Japanese beetle populations higher

There are more Japanese beetles than usual feeding on Missouri crops, vegetables and flowers. The insect’s varied food preferences make scouting necessary. The bugs like soft fruits, such as peaches and grapes as well as row crops, according to Wayne Bailey, entomologist at the University of Missouri.

“They can be a severe threat to corn if they are present during the time of pollination,” Bailey told Brownfield Ag News Tuesday. “They will feed on the silks and if they eat the silks short enough, less than a half an inch from the husk, we can really get very little pollination taking place and we basically have a bare ear or an ear with just a few kernels on it.”
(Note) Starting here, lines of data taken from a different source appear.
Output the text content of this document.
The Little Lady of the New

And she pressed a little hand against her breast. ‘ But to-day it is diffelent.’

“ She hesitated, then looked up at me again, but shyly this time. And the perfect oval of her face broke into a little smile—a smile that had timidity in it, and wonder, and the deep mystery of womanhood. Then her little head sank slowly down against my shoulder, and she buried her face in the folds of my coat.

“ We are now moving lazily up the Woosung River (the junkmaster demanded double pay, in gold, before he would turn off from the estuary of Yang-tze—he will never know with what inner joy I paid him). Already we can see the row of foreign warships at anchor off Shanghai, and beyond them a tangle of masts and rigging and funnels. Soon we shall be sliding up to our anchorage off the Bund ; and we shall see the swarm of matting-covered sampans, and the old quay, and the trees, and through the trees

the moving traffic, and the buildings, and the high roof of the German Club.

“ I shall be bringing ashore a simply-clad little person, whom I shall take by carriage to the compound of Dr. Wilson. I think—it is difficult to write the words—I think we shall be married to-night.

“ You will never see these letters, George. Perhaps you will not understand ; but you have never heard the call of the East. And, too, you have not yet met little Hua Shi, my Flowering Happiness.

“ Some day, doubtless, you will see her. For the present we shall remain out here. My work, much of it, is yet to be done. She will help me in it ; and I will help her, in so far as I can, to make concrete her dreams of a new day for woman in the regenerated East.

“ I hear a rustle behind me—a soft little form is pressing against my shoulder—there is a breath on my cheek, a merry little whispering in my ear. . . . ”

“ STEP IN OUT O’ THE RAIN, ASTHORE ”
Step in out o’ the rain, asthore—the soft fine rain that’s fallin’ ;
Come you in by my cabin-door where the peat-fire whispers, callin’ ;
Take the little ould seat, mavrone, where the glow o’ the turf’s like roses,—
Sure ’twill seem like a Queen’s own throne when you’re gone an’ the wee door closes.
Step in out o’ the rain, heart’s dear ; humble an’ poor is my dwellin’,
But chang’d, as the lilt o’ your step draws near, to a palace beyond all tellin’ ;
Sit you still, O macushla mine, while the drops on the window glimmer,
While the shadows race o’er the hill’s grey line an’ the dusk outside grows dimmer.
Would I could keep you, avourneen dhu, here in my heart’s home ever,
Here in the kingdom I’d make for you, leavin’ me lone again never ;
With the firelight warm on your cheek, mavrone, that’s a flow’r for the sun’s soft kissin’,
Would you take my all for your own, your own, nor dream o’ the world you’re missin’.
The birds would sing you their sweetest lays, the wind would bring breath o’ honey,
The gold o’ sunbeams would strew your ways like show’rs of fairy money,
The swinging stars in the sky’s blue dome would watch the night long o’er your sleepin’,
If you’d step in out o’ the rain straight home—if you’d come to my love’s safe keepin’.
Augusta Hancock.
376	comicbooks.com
Because the beetles are early this year, Bailey says they’re out of synch with silking, so corn is not threatened like it would be under other circumstances. It’s a different story for soybeans.
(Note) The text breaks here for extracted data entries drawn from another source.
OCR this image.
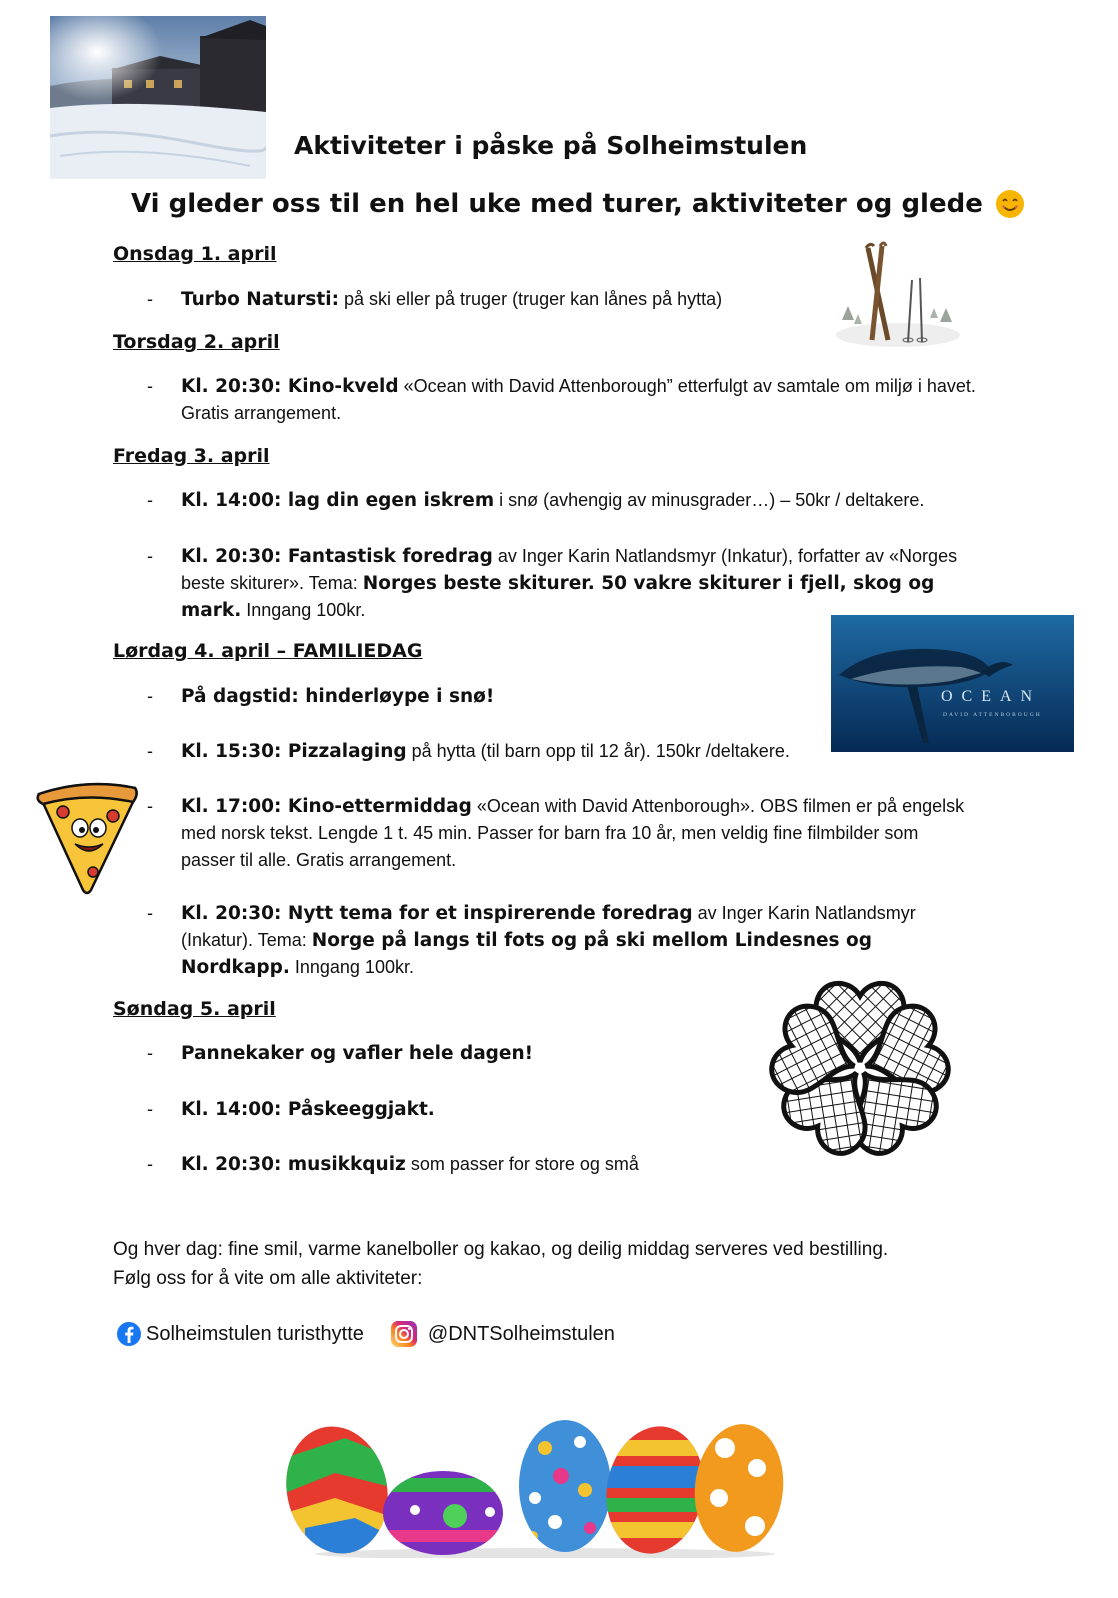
Aktiviteter i påske på Solheimstulen
Vi gleder oss til en hel uke med turer, aktiviteter og glede
Onsdag 1. april
-	Turbo Natursti: på ski eller på truger (truger kan lånes på hytta)
Torsdag 2. april
-	Kl. 20:30: Kino-kveld «Ocean with David Attenborough” etterfulgt av samtale om miljø i havet. Gratis arrangement.
Fredag 3. april
-	Kl. 14:00: lag din egen iskrem i snø (avhengig av minusgrader…) – 50kr / deltakere.
-	Kl. 20:30: Fantastisk foredrag av Inger Karin Natlandsmyr (Inkatur), forfatter av «Norges beste skiturer». Tema: Norges beste skiturer. 50 vakre skiturer i fjell, skog og mark. Inngang 100kr.
OCEAN
DAVID ATTENBOROUGH
Lørdag 4. april – FAMILIEDAG
-	På dagstid: hinderløype i snø!
-	Kl. 15:30: Pizzalaging på hytta (til barn opp til 12 år). 150kr /deltakere.
-	Kl. 17:00: Kino-ettermiddag «Ocean with David Attenborough». OBS filmen er på engelsk med norsk tekst. Lengde 1 t. 45 min. Passer for barn fra 10 år, men veldig fine filmbilder som passer til alle. Gratis arrangement.
-	Kl. 20:30: Nytt tema for et inspirerende foredrag av Inger Karin Natlandsmyr (Inkatur). Tema: Norge på langs til fots og på ski mellom Lindesnes og Nordkapp. Inngang 100kr.
Søndag 5. april
-	Pannekaker og vafler hele dagen!
-	Kl. 14:00: Påskeeggjakt.
-	Kl. 20:30: musikkquiz som passer for store og små
Og hver dag: fine smil, varme kanelboller og kakao, og deilig middag serveres ved bestilling.
Følg oss for å vite om alle aktiviteter:
Solheimstulen turisthytte	@DNTSolheimstulen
“They like to foliage feed on the top of the [soybean] plant,” said Bailey, “and if we get over about 20 percent defoliation we do need to treat them. We have fields in Missouri at the moment, especially in southwest Missouri, that are much higher than that with damage.”

Bailey calls the insects gregarious feeders, so if one is eating, many more will respond to chemical signals that the food is good in an area.

Although they’re early, Bailey says some of the highest numbers of Japanese beetles are being recorded this year. Some traps have 50,000 to 60,000 beetles in them.

Japanese beetles are most common, according to Bailey, south of Interstate 70.